When you’re a horny teen desperately looking for a place to party, you’ll go anywhere you can to pound cheap beer and try to score with your boyfriend or girlfriend. God knows how many odd locations I’ve gone to all in an effort to escape parental authority and take part in some juvenile behavior with my closest friends. The group of teens in the late period slasher, Hide and Go Shriek, choose, of all places, a furniture store to party at. After store hours, of course! Now, we never had a furniture store available to us, but I’m certain my friends and I would have jumped at the chance to drink and get wild in such a place. So, this location doesn’t seem like an odd setting for a slasher movie to me. Luckily, my friends and I were never stalked and chased by a psychopathic killer through our party spot. The same cannot be said for the kids in this film; and if that’s the tradeoff for getting to drink and screw in a furniture shop after hours, then you can have it!
The group of kids in Hide and Go Shriek are made up of your stereotypical teens in slashers. We have the prankster, the creep, the nerd, the slut, the virgin, and the couple in love. Being that it’s the late 1980’s, we also get some amazingly bad fashion and hairstyles! The clothes are mostly baggy and loud. One character is even wearing a pair of dinosaur earrings! As expected, the hair on the female cast is BIG and the males are a mix of mini-mullets and spiked hairdos. One of the male characters seems to have modeled his look after the 80’s fictional character, Max Headroom. The character even wears his sunglasses in doors…at night…Big Corey Hart fan, this guy. The cast that make up the teens are mostly unknowns. The only face I recognized was Sean Kanan, who plays John. Most will know him from The Karate Kid Part III, as “Karate’s Bad Boy” Mike Barnes. There is really only one cast member that stands out from the rest and that’s Bunky Jones, but I’ll come back to her later.
The film opens with an anonymous character applying makeup in the mirror. In the next scene, the character is shown picking up what may or may not be a transgender prostitute and later murdering the prostitute in a back alley. It’s quickly established that there’s a killer on the loose and we’re not certain of their gender. Clearly, an attempt to keep us guessing who the killer is. We’re then introduced to our group of teens and then we’re off to the furniture store for some post-graduation partying! As odd as this location may seem for a party, it does make for a great setting for a slasher film. Because it’s after store hours and the teens want to avoid drawing any attention to the shop, the interior of the store is dimly lit, creating a lot of shadows. There are also several mannequins spread about the store which keeps the viewer guessing as to whether or not it’s the killer. When the killer does arrive on the scene we get POV shots of the killer lurking about and peeping in on the teens as they strip and get down to business.

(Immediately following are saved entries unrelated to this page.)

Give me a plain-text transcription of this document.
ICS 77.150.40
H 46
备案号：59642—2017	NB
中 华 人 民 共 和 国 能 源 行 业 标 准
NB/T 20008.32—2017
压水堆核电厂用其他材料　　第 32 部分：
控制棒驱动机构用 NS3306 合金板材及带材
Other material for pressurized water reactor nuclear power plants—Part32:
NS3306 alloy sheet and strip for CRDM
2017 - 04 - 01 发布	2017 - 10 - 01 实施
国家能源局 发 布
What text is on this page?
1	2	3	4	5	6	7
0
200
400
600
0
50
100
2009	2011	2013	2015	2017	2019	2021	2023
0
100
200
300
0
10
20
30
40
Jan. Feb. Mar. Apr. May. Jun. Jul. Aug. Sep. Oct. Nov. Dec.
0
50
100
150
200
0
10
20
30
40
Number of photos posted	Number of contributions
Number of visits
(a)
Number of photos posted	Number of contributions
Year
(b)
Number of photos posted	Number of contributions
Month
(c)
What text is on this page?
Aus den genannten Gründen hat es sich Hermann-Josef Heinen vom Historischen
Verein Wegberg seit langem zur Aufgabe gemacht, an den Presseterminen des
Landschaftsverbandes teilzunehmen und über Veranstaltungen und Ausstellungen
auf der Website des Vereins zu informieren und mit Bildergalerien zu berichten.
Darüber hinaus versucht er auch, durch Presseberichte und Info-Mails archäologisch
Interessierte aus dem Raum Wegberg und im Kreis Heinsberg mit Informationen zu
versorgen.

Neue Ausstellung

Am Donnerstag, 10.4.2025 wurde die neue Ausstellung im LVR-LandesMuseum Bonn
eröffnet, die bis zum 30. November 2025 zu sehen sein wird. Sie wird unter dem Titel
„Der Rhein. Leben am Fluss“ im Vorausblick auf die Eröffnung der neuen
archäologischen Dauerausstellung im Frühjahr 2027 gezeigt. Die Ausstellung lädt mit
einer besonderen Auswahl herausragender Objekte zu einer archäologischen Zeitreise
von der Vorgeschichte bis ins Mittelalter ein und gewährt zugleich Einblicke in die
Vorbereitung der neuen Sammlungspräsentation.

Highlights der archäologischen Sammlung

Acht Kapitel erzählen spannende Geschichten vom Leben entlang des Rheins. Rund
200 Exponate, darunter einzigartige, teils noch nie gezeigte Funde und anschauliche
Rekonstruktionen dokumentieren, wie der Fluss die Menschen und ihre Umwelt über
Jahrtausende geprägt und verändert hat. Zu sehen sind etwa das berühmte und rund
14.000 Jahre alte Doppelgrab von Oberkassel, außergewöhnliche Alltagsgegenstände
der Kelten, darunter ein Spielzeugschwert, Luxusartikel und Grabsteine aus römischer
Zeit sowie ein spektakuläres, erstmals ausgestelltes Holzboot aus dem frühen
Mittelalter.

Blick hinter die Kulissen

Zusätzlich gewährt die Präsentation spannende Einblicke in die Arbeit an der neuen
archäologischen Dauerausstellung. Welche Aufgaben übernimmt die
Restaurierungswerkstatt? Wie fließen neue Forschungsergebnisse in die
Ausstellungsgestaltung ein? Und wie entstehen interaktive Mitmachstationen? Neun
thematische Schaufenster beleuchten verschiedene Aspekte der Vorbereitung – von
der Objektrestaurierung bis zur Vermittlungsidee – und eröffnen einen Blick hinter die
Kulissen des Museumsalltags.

This all adds up to a pretty unnerving setting which makes for some genuinely creepy moments.
Slasher fans who expect their slashers to be bloody and gory shouldn’t be disappointed with this one. When the killer starts attacking the teens, the film doesn’t shy away from the gruesome details. There are two standout deaths in the film. One where a character is impaled onto an art sculpture and the second being a decapitation by freight elevator, thanks to some early special effects work from Screaming Mad George. Some may feel that the body count isn’t high enough. Personally, I found there to be enough stalking and slashing to satisfy my needs as a fan of the slasher sub-genre.
Hide and Go Shriek is not without its issues. Firstly, it’s a darkly lit film. Too dark, in some scenes. I realize it’s intended to be dark so that the killer can hide in the shadows, but it can be difficult at times to make out what exactly is on screen. I can’t even imagine what it must have been like to watch this on VHS back in the day. Also, after the initial setup, the film drags a bit until the killer begins to attack the group. The group of teens work within the tropes and trappings of the slasher genre, but individually they’re not that interesting. The actors are mostly serviceable but no one really standouts until the final act and that is when Bunky Jones, playing Bonnie, gets her moment to shine. Once Bonnie discovers the mutilated corpses of her friends, she comes completely unraveled. Bunky Jones’ portrayal of a teenage girl who is terrified beyond belief is one for the ages. Some may find all of her shrieking and whining to be shrill and overbearing. I, however, found her performance to be a highlight of the film and I appreciated that she swung for the fences with her depiction of the hysterical Bonnie. Her reading of the line “I DON’T UNDERSTAND!” has to be heard to be believed. Highly entertaining.
I don’t think anyone would claim that Hide and Go Shriek is a top-tier slasher. Not even the hardcore slasher fans. It is, however, a solid entry into the sub-genre with several entertaining moments scattered throughout the runtime. It has an eerie setting, bad fashion, gory murder scenes, overacting, unconventional moments, and an ending that reaches giallo levels of absurdity. This film doesn’t attempt to reinvent the genre, but it does enough different to make it a memorable watch and not come off as just another disposable slasher, which there were more than enough of during this period.
MVT: Bunky Jones. She goes for it in the final act!
Make or Break Scene: The reveal of the killer. This will likely make or break the movie for you.